Back in London, I do in fact love the sojourn the rest of the MI6 team make into the field. Whilst Judi Dench's M was never one to shy away from such duties, we know Ralph Fiennes' M has experience. When he asks C "Have you ever had to kill a man?" it isn't just a question. They don't have too much to do but seeing Moneypenny, Q and Bill Tanner racing around too is great. I am all for the three of them having their own spin off TV series.
Spectre is not the best Bond film ever but by a long stretch it certainly isn't one of the worst either. Its shining light for me is Chrisoph Waltz's Blofeld. His calmness, his certainty, his sheer evil is superbly displayed. I am desperate to see more of him because despite the film's ending I think this incarnation of Ernst Stavro Blofeld still has so much more to offer us.

Space: 1999 - Breakaway
I could talk for days about Network Distributing's magnificent ITV 60 box set. Indeed, at some point I may get round to some posts about this enlightening collection. I truly did not have the foggiest of what to expect from Space: 1999. The name was familiar but I knew nothing. I had formed the vague idea of some weird, non-mainstream, very strange and hard to follow sci-fi. Instead I got a brilliant gripping, exciting drama.

Previously this was my sole knowledge of Space: 1999, courtesy of @hellothisisivan
If you haven't seen it then I really don't want to spoil it because as I say, I went in knowing nothing and it was just awesome.
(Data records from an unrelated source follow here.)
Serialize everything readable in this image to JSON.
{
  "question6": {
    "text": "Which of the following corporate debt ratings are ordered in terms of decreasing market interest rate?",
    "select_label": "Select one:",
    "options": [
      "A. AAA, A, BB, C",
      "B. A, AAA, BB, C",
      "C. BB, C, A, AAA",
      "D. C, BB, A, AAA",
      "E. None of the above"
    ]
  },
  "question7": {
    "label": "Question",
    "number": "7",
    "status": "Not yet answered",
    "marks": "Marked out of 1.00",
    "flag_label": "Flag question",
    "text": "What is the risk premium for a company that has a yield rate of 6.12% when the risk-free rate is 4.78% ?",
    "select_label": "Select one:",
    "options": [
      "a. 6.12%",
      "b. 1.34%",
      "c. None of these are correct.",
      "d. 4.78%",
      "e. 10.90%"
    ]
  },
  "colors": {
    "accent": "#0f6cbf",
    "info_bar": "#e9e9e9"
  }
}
I wasn't aware until afterwards but this is the very first episode. What a way to start a series! Originally broadcast in 1975 the series imagines a future in which Man has been depositing nuclear waste on the moon. It doesn't take a genius to work out that this might eventually produce an issue or two and it all comes to light here. Along with Callan and Public Eye, the single episode included included in this set has been enough to convince me to eventually buy a whole series at some point. This show has action, intrigue, excitement and all these things are included in the superb titles sequence that includes incredibly brief clips of what is to come. Almost from the off this programme seems to scream 'Do not adjust your set!' It isn't perfect. For instance, I'd love to know who made the decision in the mid-1970s that flares would still be de rigueur enough in 1999 to be suitable for a space mission's uniform. Attempts to predict future technology are always going to be fraught with problems too but personally I love the impression of this faux-future so far. I cannot wait to be able to see more.

14 programmes
9 new
5 old
2 films

Best: Tough, tough competition this week. I've watched the fewest number of shows for over a month, making it an even more difficult decision. Space: 1999 just about manages it I think, partly because I had never seen it before so it really did blow me away.

Worst: This is also tough because I haven't watched anything that stands out as bad or even just sub-par. Everything has stood up so well that I'm really only picking the worst of the best in Ramsay's Kitchen Nightmares USA.